Electronic – High Speed PCB impedance question

differentialpcbpcb-designpcb-layerssignal integrity

I am going to design a high speed digital design including an FPGA and GSPS A/D interfaced with multi-gigabit/s serial ports. But I have found the impedance matching problem a little confusing, My questions are:

1-In a serial port (assume gbps or LVDS), is the impedance matched by using series termination resistors or by tuning the traces themselves to suitable width/distance?

2-I have found tools that calculate the impedance of a trace on a PCB. As I know the impedance of a trace should depend on its length. Why impedance is irrelevant to the length of a trace in these tools?

3-Could you please led light on what situation in general we should use resistors and on what situations the traces make the desired impedance?

Thanks

Best Answer

  1. Impedance matching of PCB traces is controlled by the traces, not by the termination resistors. That being said, you still need the termination resistors because 1) the receivers measure the voltage across it to determine the logic level of the signal, and 2) the termination resistors match the driver impedance and receiver impedance. You must "tune" the traces by adjusting their widths (and the PCB layer stackup) to keep the desired impedance.
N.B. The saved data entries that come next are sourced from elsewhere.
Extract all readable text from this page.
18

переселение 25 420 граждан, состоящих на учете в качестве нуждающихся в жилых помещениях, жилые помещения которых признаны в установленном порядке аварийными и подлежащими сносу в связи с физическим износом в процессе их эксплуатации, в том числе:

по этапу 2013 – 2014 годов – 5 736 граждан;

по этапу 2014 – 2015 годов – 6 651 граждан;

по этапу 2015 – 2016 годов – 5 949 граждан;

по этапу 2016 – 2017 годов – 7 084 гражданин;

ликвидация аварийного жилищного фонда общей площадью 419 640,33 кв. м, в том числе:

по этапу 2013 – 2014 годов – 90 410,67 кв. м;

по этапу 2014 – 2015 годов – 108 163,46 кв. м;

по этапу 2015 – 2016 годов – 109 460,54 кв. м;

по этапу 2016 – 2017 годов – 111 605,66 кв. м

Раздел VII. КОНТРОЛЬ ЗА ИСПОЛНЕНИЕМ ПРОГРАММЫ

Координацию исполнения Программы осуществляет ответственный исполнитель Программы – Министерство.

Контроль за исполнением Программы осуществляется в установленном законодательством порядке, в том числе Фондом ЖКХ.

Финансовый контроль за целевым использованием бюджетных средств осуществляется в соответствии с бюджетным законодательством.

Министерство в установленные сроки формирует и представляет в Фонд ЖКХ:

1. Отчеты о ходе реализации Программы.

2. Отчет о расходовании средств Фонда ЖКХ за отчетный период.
  2. The length of the trace is pretty much irrelevant to the characteristic impedance. The length only affects the resistance and the propagation delay (that is, the amount of time it takes for the signal to travel from point A to point B). You do not need to take length into consideration when trying to match impedance, but high-speed signals should have length-matching as well to ensure the signals all arrive at the same time. This is very critical in a high-speed circuit -- If the circuit tries using the data when a signal hasn't reached the destination yet, then you can lose that data.

  3. You need both the resistors AND the controlled impedance traces. However, many LVDS drivers and receivers have the termination resistors built-in. If this is the case you do not need external termination resistors. Check the driver/receiver datasheets to determine whether or not you need to include them externally.